Active Watches or Warnings

Thursday, October 1, 2015

Models moving away from a Joaquin land fall?

Beginning with last night’s late evening GFS model update (and continuing now with the early morning update), Joaquin is now being shown as staying well offshore and heading almost due north towards New England, which is a pretty dramatic departure from what the GFS has been showing for the last week or so. Why the change? In the image below, we have that trough in the jet stream (outlined by the black line) I had mentioned. That trough was supposed to “capture” Joaquin and draw it northwestward (motion indicated by the blue arrow; Joaquin is circled in red) towards the coast.

gfs_z500_vort_us_9

In the last two GFS runs, Joaquin manages to escape the grip of that trough and instead of getting drawn in/scooped up and pushed towards the coast, Joaquin goes around the trough and heads north, then eventually northeast out to sea.

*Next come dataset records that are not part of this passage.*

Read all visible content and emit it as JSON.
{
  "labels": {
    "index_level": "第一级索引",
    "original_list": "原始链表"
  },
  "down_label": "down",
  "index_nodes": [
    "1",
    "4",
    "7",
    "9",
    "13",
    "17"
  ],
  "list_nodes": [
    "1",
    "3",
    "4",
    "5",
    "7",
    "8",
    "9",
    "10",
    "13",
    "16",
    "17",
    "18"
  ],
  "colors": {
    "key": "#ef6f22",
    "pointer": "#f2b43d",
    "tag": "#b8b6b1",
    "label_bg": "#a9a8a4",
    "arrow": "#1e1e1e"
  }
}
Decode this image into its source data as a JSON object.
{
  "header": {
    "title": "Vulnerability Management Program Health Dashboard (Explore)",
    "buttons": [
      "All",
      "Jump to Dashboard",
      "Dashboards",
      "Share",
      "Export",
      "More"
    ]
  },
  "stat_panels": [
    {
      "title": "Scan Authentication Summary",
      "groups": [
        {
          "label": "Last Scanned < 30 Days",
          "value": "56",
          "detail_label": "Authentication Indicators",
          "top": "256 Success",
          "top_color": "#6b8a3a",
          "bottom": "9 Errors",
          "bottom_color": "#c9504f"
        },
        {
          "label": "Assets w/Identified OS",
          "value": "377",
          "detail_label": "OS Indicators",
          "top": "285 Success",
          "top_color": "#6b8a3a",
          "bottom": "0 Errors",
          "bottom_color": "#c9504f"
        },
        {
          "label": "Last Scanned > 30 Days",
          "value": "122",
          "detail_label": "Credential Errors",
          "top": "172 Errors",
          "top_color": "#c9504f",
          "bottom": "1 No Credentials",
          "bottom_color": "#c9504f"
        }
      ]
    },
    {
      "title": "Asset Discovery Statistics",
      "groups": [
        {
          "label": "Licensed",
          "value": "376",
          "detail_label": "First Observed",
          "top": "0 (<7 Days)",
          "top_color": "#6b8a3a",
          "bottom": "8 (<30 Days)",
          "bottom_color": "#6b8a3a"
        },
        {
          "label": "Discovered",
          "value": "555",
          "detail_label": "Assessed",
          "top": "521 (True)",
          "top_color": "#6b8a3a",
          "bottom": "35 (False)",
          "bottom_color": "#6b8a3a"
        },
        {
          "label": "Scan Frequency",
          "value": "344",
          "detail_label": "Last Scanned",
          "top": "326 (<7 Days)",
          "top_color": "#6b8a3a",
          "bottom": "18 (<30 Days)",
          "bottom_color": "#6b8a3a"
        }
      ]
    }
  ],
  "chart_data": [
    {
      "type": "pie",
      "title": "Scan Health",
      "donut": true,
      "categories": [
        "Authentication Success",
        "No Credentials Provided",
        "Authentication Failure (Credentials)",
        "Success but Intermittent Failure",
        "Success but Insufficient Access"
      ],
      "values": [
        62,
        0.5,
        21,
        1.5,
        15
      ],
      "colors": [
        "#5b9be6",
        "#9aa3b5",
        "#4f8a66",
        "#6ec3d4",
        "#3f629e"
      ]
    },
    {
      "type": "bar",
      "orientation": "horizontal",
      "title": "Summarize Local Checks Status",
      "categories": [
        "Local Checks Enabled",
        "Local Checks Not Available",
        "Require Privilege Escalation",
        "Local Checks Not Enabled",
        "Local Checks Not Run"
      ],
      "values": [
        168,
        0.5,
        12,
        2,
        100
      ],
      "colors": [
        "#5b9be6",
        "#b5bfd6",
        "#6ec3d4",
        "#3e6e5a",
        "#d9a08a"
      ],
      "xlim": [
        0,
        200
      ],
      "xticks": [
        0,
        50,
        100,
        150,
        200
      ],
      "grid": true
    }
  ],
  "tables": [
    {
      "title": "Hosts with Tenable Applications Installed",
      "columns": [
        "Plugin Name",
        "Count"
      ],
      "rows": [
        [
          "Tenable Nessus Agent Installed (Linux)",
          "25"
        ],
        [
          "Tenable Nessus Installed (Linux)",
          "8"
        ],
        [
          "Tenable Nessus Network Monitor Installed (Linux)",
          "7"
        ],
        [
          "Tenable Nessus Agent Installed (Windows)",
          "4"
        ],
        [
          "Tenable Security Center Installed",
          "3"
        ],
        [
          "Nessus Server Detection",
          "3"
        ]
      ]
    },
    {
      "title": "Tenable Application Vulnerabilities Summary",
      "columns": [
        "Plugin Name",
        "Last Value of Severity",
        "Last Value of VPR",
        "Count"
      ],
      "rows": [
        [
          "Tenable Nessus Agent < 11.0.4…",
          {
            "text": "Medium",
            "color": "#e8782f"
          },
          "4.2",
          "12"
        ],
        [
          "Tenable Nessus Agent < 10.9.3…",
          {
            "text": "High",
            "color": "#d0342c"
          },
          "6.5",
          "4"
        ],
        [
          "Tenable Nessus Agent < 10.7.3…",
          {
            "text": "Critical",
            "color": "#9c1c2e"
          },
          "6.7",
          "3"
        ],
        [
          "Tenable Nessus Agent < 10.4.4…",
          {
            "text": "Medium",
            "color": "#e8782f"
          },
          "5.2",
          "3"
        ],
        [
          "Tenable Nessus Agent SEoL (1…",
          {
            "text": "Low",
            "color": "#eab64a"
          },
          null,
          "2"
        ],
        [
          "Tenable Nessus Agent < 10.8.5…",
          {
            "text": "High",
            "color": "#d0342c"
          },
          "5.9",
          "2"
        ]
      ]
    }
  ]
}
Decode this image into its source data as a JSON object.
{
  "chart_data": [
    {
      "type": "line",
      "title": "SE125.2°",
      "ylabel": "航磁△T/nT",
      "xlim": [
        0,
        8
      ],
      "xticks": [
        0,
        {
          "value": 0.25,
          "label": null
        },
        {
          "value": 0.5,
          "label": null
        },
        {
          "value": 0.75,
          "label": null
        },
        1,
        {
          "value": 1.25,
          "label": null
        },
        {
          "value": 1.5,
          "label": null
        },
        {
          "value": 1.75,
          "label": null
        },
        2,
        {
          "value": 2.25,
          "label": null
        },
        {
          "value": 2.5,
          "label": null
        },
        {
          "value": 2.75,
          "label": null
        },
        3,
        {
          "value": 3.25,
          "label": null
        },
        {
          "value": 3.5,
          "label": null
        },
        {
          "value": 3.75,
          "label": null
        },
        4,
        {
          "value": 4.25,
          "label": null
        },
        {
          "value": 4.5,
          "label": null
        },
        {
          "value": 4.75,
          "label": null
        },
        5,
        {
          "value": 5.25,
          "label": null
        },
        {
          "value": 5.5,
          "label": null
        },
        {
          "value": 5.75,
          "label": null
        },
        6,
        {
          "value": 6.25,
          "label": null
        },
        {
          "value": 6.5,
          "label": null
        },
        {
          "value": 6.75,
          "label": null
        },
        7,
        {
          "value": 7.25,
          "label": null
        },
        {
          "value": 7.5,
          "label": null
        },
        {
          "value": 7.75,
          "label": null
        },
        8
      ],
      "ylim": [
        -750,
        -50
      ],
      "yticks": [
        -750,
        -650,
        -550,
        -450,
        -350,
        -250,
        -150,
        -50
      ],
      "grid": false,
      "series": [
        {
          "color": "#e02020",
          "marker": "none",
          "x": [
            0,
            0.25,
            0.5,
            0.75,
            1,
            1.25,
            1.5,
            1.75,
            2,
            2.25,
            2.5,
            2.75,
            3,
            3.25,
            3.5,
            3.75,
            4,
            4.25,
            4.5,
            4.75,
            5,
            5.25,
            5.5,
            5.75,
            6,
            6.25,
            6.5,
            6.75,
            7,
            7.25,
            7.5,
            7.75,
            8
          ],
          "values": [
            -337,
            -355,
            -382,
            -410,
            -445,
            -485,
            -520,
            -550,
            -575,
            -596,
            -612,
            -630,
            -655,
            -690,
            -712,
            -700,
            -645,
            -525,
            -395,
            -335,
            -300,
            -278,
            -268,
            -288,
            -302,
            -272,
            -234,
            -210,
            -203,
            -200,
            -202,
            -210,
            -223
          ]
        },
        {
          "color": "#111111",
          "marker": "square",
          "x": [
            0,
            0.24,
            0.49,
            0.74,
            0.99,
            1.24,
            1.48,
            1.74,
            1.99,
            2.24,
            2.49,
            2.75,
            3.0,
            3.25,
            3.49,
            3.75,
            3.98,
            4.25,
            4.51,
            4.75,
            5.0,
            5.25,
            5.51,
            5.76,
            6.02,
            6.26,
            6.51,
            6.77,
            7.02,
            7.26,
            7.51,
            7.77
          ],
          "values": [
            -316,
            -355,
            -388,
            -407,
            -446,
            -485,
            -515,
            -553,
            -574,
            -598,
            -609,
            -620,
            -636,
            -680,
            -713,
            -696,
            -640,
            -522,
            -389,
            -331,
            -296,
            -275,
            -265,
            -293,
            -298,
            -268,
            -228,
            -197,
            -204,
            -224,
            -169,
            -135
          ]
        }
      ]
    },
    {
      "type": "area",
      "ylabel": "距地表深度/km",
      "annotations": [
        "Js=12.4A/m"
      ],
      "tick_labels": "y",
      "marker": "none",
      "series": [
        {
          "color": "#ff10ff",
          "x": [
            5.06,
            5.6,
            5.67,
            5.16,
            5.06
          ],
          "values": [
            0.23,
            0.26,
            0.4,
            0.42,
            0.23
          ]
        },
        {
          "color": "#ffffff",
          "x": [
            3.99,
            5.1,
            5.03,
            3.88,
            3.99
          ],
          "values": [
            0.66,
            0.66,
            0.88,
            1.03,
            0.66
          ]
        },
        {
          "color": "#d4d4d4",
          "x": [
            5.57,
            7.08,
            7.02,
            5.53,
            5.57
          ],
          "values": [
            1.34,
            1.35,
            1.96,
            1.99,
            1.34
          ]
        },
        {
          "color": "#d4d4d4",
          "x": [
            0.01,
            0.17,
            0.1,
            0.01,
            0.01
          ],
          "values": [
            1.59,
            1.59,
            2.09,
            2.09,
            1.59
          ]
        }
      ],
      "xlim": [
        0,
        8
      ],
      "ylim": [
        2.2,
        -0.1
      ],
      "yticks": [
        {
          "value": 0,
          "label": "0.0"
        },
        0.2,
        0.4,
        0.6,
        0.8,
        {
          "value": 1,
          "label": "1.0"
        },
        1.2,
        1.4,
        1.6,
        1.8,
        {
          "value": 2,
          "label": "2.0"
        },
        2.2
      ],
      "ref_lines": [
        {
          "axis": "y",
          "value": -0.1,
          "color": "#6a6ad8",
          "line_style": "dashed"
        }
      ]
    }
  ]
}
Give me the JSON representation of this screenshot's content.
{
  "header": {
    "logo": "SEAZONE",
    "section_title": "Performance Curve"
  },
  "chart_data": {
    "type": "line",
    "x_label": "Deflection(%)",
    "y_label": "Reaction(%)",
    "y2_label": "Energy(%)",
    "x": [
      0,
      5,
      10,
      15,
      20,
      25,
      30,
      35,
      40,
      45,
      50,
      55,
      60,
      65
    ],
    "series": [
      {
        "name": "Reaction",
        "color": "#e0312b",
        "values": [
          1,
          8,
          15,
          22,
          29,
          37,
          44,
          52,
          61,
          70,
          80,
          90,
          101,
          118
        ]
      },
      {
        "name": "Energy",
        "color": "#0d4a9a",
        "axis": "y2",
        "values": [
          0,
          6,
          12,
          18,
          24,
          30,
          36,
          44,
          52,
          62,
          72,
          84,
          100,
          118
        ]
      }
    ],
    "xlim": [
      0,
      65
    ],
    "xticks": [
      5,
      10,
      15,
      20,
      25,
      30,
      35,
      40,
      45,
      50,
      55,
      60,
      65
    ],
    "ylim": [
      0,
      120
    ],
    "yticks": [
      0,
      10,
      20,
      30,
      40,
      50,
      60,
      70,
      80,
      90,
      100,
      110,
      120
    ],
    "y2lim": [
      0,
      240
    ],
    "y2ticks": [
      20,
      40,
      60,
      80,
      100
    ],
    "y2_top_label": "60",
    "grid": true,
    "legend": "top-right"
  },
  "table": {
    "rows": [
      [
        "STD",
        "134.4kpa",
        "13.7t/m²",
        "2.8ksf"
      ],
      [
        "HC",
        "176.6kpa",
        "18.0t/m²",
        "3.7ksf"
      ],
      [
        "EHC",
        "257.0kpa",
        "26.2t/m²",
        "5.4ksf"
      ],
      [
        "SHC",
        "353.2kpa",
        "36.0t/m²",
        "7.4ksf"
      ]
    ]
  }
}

Is this idea correct? I’m not so sure. It doesn’t really make a lot of sense to me as to why Joaquin would be able to evade such a strong looking trough. Plus, I have seen many times in the past where a model that was consistently showing one idea, suddenly reverses course for one or two runs and then ends up going back towards its original idea. So, I will need to see the next few updates from the GFS (this afternoon and evening) before I can say for sure if this change is for real.

Bottom line: ridiculous amounts of rain are still coming, regardless of whether Joaquin comes our way or not.